In 2016, Iowa actually acted on an issue concerning criminal justice reform and made a positive change. But in order for Iowa to be a leader when it comes to our criminal justice system, we must do more than dip our toes in the water. We should be continually working on progressive, forward-thinking policies that are just to all Iowans. Any criminal justice policy proposal should reduce recidivism and address Iowa's serious racial inequality problem.

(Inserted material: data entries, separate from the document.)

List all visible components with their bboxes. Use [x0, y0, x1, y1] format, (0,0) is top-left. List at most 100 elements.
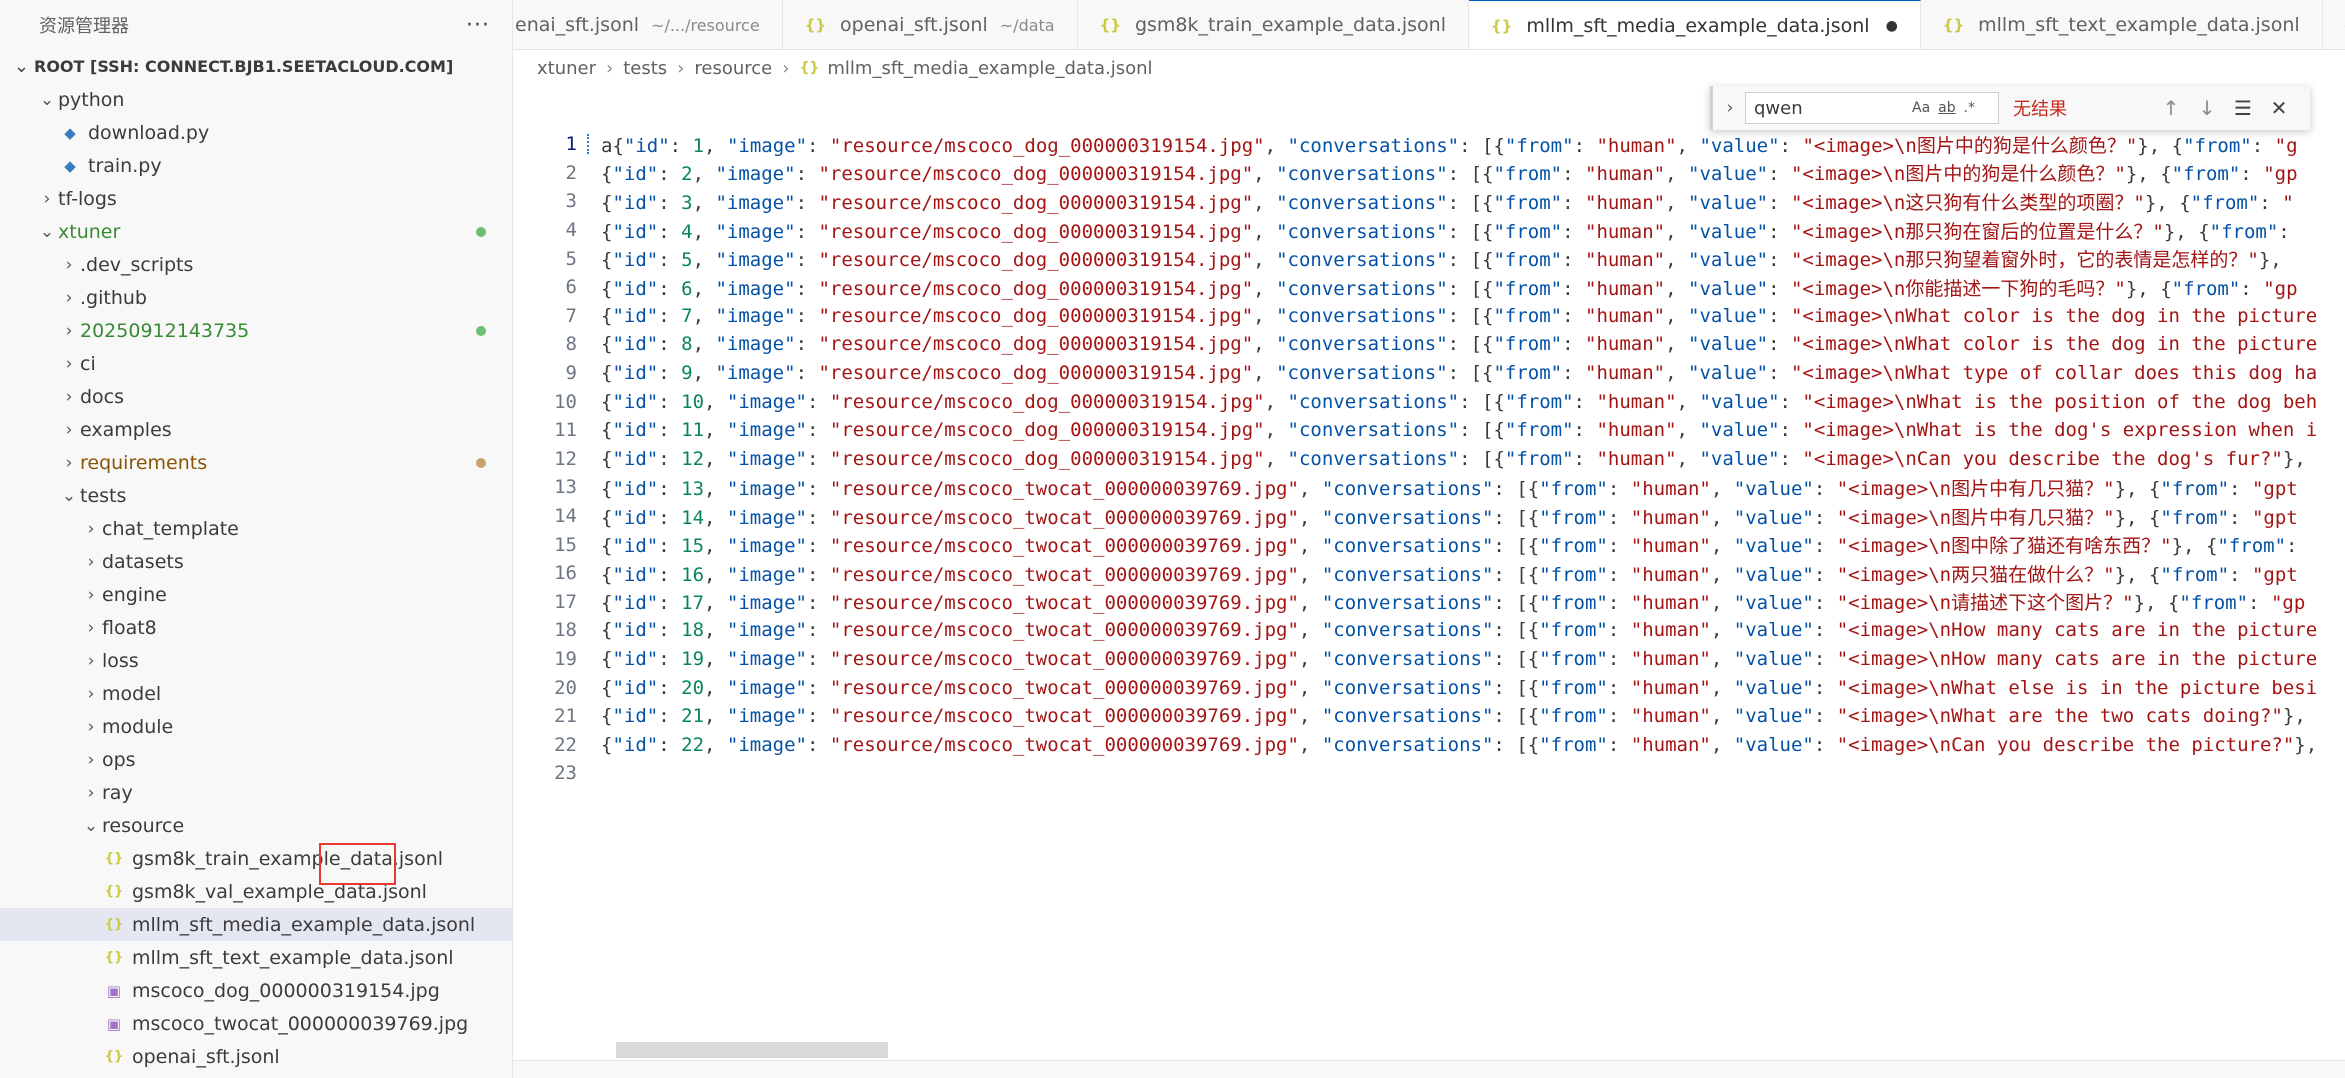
tree-file[interactable]: ▣ mscoco_dog_000000319154.jpg: [0, 974, 512, 1007]
horizontal-scrollbar[interactable]: [616, 1042, 888, 1058]
tree-file[interactable]: ◆ download.py: [0, 116, 512, 149]
close-icon[interactable]: ✕: [2261, 96, 2297, 120]
code-line[interactable]: 7 {"id": 7, "image": "resource/mscoco_dog…: [513, 302, 2345, 331]
unsaved-dot-icon[interactable]: ●: [1886, 18, 1898, 34]
breadcrumb-item[interactable]: mllm_sft_media_example_data.jsonl: [827, 58, 1152, 79]
tree-folder[interactable]: › module: [0, 710, 512, 743]
line-number: 13: [554, 476, 577, 499]
code-line[interactable]: 3 {"id": 3, "image": "resource/mscoco_dog…: [513, 187, 2345, 216]
line-number: 6: [565, 276, 577, 299]
code-line[interactable]: 21 {"id": 21, "image": "resource/mscoco_t…: [513, 702, 2345, 731]
json-icon: {}: [1491, 16, 1513, 35]
tree-file[interactable]: ◆ train.py: [0, 149, 512, 182]
editor-tab[interactable]: ◆download.py: [2323, 0, 2345, 49]
match-case-icon[interactable]: Aa: [1912, 100, 1930, 116]
code-line[interactable]: 18 {"id": 18, "image": "resource/mscoco_t…: [513, 616, 2345, 645]
workspace-root[interactable]: ⌄ ROOT [SSH: CONNECT.BJB1.SEETACLOUD.COM…: [0, 50, 512, 83]
find-in-selection-icon[interactable]: ☰: [2225, 96, 2261, 120]
breadcrumb-item[interactable]: resource: [694, 58, 772, 79]
code-line[interactable]: 20 {"id": 20, "image": "resource/mscoco_t…: [513, 673, 2345, 702]
line-number: 17: [554, 590, 577, 613]
tree-folder[interactable]: › datasets: [0, 545, 512, 578]
arrow-down-icon[interactable]: ↓: [2189, 96, 2225, 120]
toggle-replace-chevron-icon[interactable]: ›: [1717, 98, 1743, 118]
tree-item-label: module: [102, 715, 174, 738]
editor-tab[interactable]: enai_sft.jsonl ~/.../resource: [513, 0, 783, 49]
code-line[interactable]: 11 {"id": 11, "image": "resource/mscoco_d…: [513, 416, 2345, 445]
tree-folder[interactable]: › ci: [0, 347, 512, 380]
code-editor[interactable]: 1 a{"id": 1, "image": "resource/mscoco_do…: [513, 130, 2345, 1060]
tree-file[interactable]: {} mllm_sft_media_example_data.jsonl: [0, 908, 512, 941]
code-line[interactable]: 13 {"id": 13, "image": "resource/mscoco_t…: [513, 473, 2345, 502]
tree-folder[interactable]: › examples: [0, 413, 512, 446]
regex-icon[interactable]: .*: [1964, 100, 1975, 116]
explorer-sidebar: 资源管理器 ··· ⌄ ROOT [SSH: CONNECT.BJB1.SEET…: [0, 0, 513, 1078]
python-file-icon: ◆: [64, 123, 76, 142]
tree-file[interactable]: {} openai_sft.jsonl: [0, 1040, 512, 1073]
code-line[interactable]: 12 {"id": 12, "image": "resource/mscoco_d…: [513, 445, 2345, 474]
code-line[interactable]: 2 {"id": 2, "image": "resource/mscoco_dog…: [513, 159, 2345, 188]
tree-folder[interactable]: › .dev_scripts: [0, 248, 512, 281]
code-line[interactable]: 4 {"id": 4, "image": "resource/mscoco_dog…: [513, 216, 2345, 245]
editor-tab[interactable]: {} mllm_sft_text_example_data.jsonl: [1921, 0, 2323, 49]
tree-folder[interactable]: › model: [0, 677, 512, 710]
find-input[interactable]: [1754, 97, 1904, 119]
code-line[interactable]: 10 {"id": 10, "image": "resource/mscoco_d…: [513, 387, 2345, 416]
chevron-down-icon: ⌄: [39, 221, 55, 242]
tree-folder[interactable]: › requirements: [0, 446, 512, 479]
tree-folder[interactable]: ⌄ resource: [0, 809, 512, 842]
tree-folder[interactable]: › ray: [0, 776, 512, 809]
tree-folder[interactable]: › docs: [0, 380, 512, 413]
editor-tab[interactable]: {} mllm_sft_media_example_data.jsonl ●: [1469, 0, 1921, 49]
tree-folder[interactable]: › ops: [0, 743, 512, 776]
tree-folder[interactable]: ⌄ python: [0, 83, 512, 116]
tree-folder[interactable]: › tf-logs: [0, 182, 512, 215]
code-text: {"id": 14, "image": "resource/mscoco_two…: [601, 506, 2298, 529]
tree-folder[interactable]: › loss: [0, 644, 512, 677]
code-line[interactable]: 15 {"id": 15, "image": "resource/mscoco_t…: [513, 530, 2345, 559]
tree-file[interactable]: {} gsm8k_val_example_data.jsonl: [0, 875, 512, 908]
tree-item-label: tf-logs: [58, 187, 117, 210]
match-whole-word-icon[interactable]: ab: [1938, 100, 1955, 116]
tree-item-label: float8: [102, 616, 157, 639]
ellipsis-icon[interactable]: ···: [466, 13, 490, 38]
tree-folder[interactable]: › engine: [0, 578, 512, 611]
code-text: {"id": 6, "image": "resource/mscoco_dog_…: [601, 277, 2298, 300]
line-number: 1: [565, 133, 577, 156]
code-line[interactable]: 5 {"id": 5, "image": "resource/mscoco_dog…: [513, 244, 2345, 273]
code-line[interactable]: 19 {"id": 19, "image": "resource/mscoco_t…: [513, 645, 2345, 674]
code-text: {"id": 15, "image": "resource/mscoco_two…: [601, 535, 2298, 558]
tree-folder[interactable]: › .github: [0, 281, 512, 314]
code-text: {"id": 7, "image": "resource/mscoco_dog_…: [601, 304, 2318, 327]
code-line[interactable]: 6 {"id": 6, "image": "resource/mscoco_dog…: [513, 273, 2345, 302]
editor-tab[interactable]: {} gsm8k_train_example_data.jsonl: [1078, 0, 1469, 49]
code-line[interactable]: 1 a{"id": 1, "image": "resource/mscoco_do…: [513, 130, 2345, 159]
tree-item-label: 20250912143735: [80, 319, 250, 342]
tree-item-label: xtuner: [58, 220, 121, 243]
breadcrumb-item[interactable]: tests: [623, 58, 667, 79]
code-line[interactable]: 22 {"id": 22, "image": "resource/mscoco_t…: [513, 730, 2345, 759]
tree-file[interactable]: ▣ mscoco_twocat_000000039769.jpg: [0, 1007, 512, 1040]
code-line[interactable]: 16 {"id": 16, "image": "resource/mscoco_t…: [513, 559, 2345, 588]
code-line[interactable]: 17 {"id": 17, "image": "resource/mscoco_t…: [513, 588, 2345, 617]
tree-folder[interactable]: › float8: [0, 611, 512, 644]
arrow-up-icon[interactable]: ↑: [2153, 96, 2189, 120]
tree-folder[interactable]: › chat_template: [0, 512, 512, 545]
code-line[interactable]: 8 {"id": 8, "image": "resource/mscoco_dog…: [513, 330, 2345, 359]
chevron-right-icon: ›: [43, 188, 51, 209]
tree-item-label: chat_template: [102, 517, 239, 540]
tab-description: ~/data: [999, 15, 1055, 35]
tree-folder[interactable]: ⌄ xtuner: [0, 215, 512, 248]
find-input-box[interactable]: Aa ab .*: [1745, 92, 1999, 124]
line-number: 9: [565, 362, 577, 385]
code-line[interactable]: 23: [513, 759, 2345, 788]
editor-tab[interactable]: {} openai_sft.jsonl ~/data: [783, 0, 1078, 49]
code-text: {"id": 3, "image": "resource/mscoco_dog_…: [601, 191, 2294, 214]
tree-file[interactable]: {} mllm_sft_text_example_data.jsonl: [0, 941, 512, 974]
tree-file[interactable]: {} gsm8k_train_example_data.jsonl: [0, 842, 512, 875]
code-line[interactable]: 14 {"id": 14, "image": "resource/mscoco_t…: [513, 502, 2345, 531]
breadcrumb-item[interactable]: xtuner: [537, 58, 596, 79]
tree-folder[interactable]: › 20250912143735: [0, 314, 512, 347]
code-line[interactable]: 9 {"id": 9, "image": "resource/mscoco_dog…: [513, 359, 2345, 388]
tree-folder[interactable]: ⌄ tests: [0, 479, 512, 512]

The number one way to reduce recidivism is to focus on making our corrective facilities actually corrective. We should be rehabilitating offenders and implementing reforms that allow individuals to reenter society and contribute meaningfully. All Iowans win when we reduce recidivism because we avoid the wasteful spending of taxpayer dollars on prolonged and often counterproductive incarceration. A revolving door in and out of prison benefits no one.
We can reduce recidivism by increasing access to rehabilitative services and improving reentry programs. We also need to continue making progress toward returning discretion to judges instead of continuing to enforce outdated and destructive mandatory minimum sentencing requirements. Iowa's past efforts in expanding reentry services have demonstrated that, with adequate aid, recidivism rates decline and all Iowans benefit.
We also must continue to innovate in the area of juvenile justice to ensure a juvenile's arrest does not create a pipeline to prison. Our responses should be tailored to the unique circumstances of each child to ensure the best possible outcome for that child's future. Accordingly, we can start by eliminating mandates that preclude judges from assessing a child's unique circumstances, such as mandatory prosecution of certain offenses in adult court, and the "once an adult, always an adult" rule. Further, we can continue to expand specialty courts and services tailored to addressing juveniles' needs.
Addressing Iowa's Racial Inequality
Iowa ranks third among all states in incarcerating disproportionate numbers of African Americans. Iowa’s African Americans comprise 3% of the state population yet make up 26% of Iowa’s prison population. This is unacceptable and perpetuates discriminatory and downright racist practices. As a first step towards eliminating this appalling disparity, we must make implicit bias training for all those involved in the criminal justice system the highest priority. Further, we must increase our discourse with local police forces across the state to ensure the dialogue on eliminating race-based practices is ongoing.
Supporting Iowa's JudiciaL Branch
Having worked in Iowa’s district and appellate courts, I know firsthand the work our judiciary is doing for all Iowans. Chief Justice Cady’s continued warnings of insufficient resources highlights the threat of the next crisis in our state. The continued failure to fund the judiciary erodes the ability of the Judicial Branch to perform its essential duties for all the citizens of Iowa. Fair, speedy, and inexpensive dispute resolution in matters civil and criminal, familial or commercial, is essential to a peaceful and civilized society. When people lose faith in their judiciary's ability to prove timely and fair resolution of disputes, they turn to other methods of dispute resolution inconsistent with Iowan values, or the disputes linger unresolved. The lack of judicial funding is accompanied by real societal consequences, economic and human, immediate and continuing. For the welfare of Iowans, including the most vulnerable who depend on our courts, I will redouble efforts to stop the continuing erosion of judicial funding.